A veces es haber dormido mal, llevar demasiadas horas despierta, tener la cabeza partida entre varias cosas o sentir que el cuerpo ya no puede sostener la misma concentración. A veces es una interrupción mínima que, desde fuera, parece no tener importancia, pero por dentro rompe algo mucho más frágil: el hilo desde el que una estaba escribiendo.
Y de eso se habla poco.
Desde fuera, escribir puede parecer algo quieto. Una persona sentada, en silencio, delante de una pantalla o de una hoja. Pero por dentro pueden estar pasando muchas cosas a la vez. Concentrarse de verdad cansa. Sostener un texto cansa. Intentar decir con verdad lo que una piensa, siente o todavía no termina de comprender, también cansa.
Quizá por eso tendemos a simplificar demasiado lo que ocurre. Llamamos bloqueo a casi todo. Y, sin embargo, muchas veces detrás de un texto que no avanza no hay una falta de ideas, sino algo mucho más cotidiano y más humano: agotamiento, saturación, ruido mental, autoexigencia, miedo o simplemente la dificultad de volver a entrar en ese lugar interior desde el que las palabras estaban saliendo.

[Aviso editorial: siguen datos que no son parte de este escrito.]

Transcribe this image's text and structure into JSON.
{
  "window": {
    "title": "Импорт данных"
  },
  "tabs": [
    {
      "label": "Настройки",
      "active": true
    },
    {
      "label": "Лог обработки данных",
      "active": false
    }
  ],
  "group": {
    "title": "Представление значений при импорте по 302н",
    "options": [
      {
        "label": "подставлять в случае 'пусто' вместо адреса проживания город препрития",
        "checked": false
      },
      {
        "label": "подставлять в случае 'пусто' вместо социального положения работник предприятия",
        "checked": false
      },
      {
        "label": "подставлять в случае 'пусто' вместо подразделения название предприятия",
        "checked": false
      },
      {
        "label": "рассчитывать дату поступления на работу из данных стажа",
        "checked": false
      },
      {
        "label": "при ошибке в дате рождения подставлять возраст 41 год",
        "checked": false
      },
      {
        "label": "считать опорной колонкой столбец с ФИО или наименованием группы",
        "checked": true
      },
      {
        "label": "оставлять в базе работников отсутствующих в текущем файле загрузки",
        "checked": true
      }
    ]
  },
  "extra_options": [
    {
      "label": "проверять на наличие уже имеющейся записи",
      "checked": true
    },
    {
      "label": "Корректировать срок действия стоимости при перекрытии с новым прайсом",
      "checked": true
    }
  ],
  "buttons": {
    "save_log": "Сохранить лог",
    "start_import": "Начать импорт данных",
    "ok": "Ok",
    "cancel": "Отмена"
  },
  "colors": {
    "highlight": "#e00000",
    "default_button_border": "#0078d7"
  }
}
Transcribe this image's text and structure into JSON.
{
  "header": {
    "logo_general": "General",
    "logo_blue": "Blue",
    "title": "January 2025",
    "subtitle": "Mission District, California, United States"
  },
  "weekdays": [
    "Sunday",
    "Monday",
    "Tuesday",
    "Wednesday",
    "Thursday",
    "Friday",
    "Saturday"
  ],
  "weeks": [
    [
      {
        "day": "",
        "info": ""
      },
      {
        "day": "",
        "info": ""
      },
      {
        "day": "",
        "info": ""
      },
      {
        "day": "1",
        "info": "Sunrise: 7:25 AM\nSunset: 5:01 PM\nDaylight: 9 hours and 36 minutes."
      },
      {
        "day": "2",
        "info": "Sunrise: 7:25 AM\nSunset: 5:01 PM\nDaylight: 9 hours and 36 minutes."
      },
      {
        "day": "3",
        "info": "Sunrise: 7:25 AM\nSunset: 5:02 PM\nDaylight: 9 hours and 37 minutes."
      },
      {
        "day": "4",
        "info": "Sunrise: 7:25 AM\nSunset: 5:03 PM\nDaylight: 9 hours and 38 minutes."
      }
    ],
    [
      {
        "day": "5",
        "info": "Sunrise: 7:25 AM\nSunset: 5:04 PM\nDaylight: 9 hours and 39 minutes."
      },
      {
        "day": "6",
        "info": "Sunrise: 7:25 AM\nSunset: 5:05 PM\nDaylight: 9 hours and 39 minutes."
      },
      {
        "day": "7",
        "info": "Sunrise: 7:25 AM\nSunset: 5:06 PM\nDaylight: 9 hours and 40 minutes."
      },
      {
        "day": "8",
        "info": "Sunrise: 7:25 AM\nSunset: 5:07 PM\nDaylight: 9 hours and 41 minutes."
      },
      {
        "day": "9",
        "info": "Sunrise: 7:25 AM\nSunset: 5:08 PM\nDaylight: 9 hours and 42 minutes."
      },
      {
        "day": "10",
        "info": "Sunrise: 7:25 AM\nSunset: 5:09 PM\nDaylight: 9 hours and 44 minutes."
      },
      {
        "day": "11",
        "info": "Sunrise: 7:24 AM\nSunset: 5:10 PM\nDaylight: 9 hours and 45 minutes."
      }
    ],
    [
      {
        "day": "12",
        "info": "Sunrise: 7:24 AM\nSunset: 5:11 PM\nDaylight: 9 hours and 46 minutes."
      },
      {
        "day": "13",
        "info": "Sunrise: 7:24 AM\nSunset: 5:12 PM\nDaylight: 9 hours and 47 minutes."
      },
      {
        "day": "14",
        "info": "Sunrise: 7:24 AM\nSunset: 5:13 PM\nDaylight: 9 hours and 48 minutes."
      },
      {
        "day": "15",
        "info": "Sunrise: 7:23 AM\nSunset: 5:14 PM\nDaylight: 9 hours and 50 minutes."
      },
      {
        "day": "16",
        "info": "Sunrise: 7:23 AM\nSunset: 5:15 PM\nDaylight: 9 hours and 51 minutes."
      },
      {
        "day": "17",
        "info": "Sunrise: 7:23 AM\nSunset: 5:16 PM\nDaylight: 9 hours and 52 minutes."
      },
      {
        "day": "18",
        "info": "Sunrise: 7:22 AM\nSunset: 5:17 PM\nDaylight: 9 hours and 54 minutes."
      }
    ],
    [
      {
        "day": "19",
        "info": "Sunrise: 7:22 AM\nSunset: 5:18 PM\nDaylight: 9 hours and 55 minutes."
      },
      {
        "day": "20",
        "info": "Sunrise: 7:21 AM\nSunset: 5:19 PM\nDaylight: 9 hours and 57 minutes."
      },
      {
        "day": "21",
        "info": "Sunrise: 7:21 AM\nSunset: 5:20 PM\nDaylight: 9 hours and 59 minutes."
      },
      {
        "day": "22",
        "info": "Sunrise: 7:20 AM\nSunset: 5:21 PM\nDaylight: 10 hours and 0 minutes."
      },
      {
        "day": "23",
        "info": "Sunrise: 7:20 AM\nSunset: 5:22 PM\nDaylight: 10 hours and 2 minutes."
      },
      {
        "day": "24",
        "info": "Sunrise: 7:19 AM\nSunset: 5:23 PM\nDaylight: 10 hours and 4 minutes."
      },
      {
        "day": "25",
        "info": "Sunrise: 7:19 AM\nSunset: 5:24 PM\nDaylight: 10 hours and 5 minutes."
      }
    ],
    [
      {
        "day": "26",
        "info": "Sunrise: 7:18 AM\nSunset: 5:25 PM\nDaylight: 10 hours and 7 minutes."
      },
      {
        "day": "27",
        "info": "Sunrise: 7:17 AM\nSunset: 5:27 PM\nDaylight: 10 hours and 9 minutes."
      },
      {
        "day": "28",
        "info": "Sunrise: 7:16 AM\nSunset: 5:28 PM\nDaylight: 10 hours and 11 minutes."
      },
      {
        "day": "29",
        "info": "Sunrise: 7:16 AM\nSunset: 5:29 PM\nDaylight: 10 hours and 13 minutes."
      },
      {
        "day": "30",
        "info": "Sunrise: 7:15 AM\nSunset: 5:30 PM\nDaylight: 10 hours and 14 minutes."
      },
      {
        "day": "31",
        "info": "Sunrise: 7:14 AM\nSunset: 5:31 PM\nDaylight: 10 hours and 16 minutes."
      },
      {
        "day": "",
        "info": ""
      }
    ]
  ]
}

Eso fue lo que entendí mientras intentaba escribir y no conseguía avanzar.
Que no era solo una cuestión del texto. Que también tenía que ver conmigo. Con cómo estaba. Con lo que arrastraba ese día. Con el cuerpo. Con la energía. Con todo eso que casi nunca se nombra cuando se habla de escribir, pero que forma parte del proceso mucho más de lo que parece.
Porque la escritura no sucede siempre desde el mismo lugar, ya que quien escribe tampoco está siempre en el mismo lugar.
- Cambia el día.
- Cambia la hora.
- Cambia el cuerpo.
- Cambia el ruido de alrededor.
- Cambia incluso la forma en que una puede sostenerse por dentro.
Y quizá ponerle palabras a todo eso ya hace que una se entienda de otra manera cuando escribe.
Porque no siempre dejamos de escribir porque no sepamos qué decir. A veces dejamos de escribir porque estamos cansadas, interrumpidas, saturadas o demasiado lejos ya del lugar interior desde el que el texto estaba saliendo.
¿Cuántas veces has pensado que era bloqueo, cuando en realidad lo que te estaba pasando era mucho más que eso?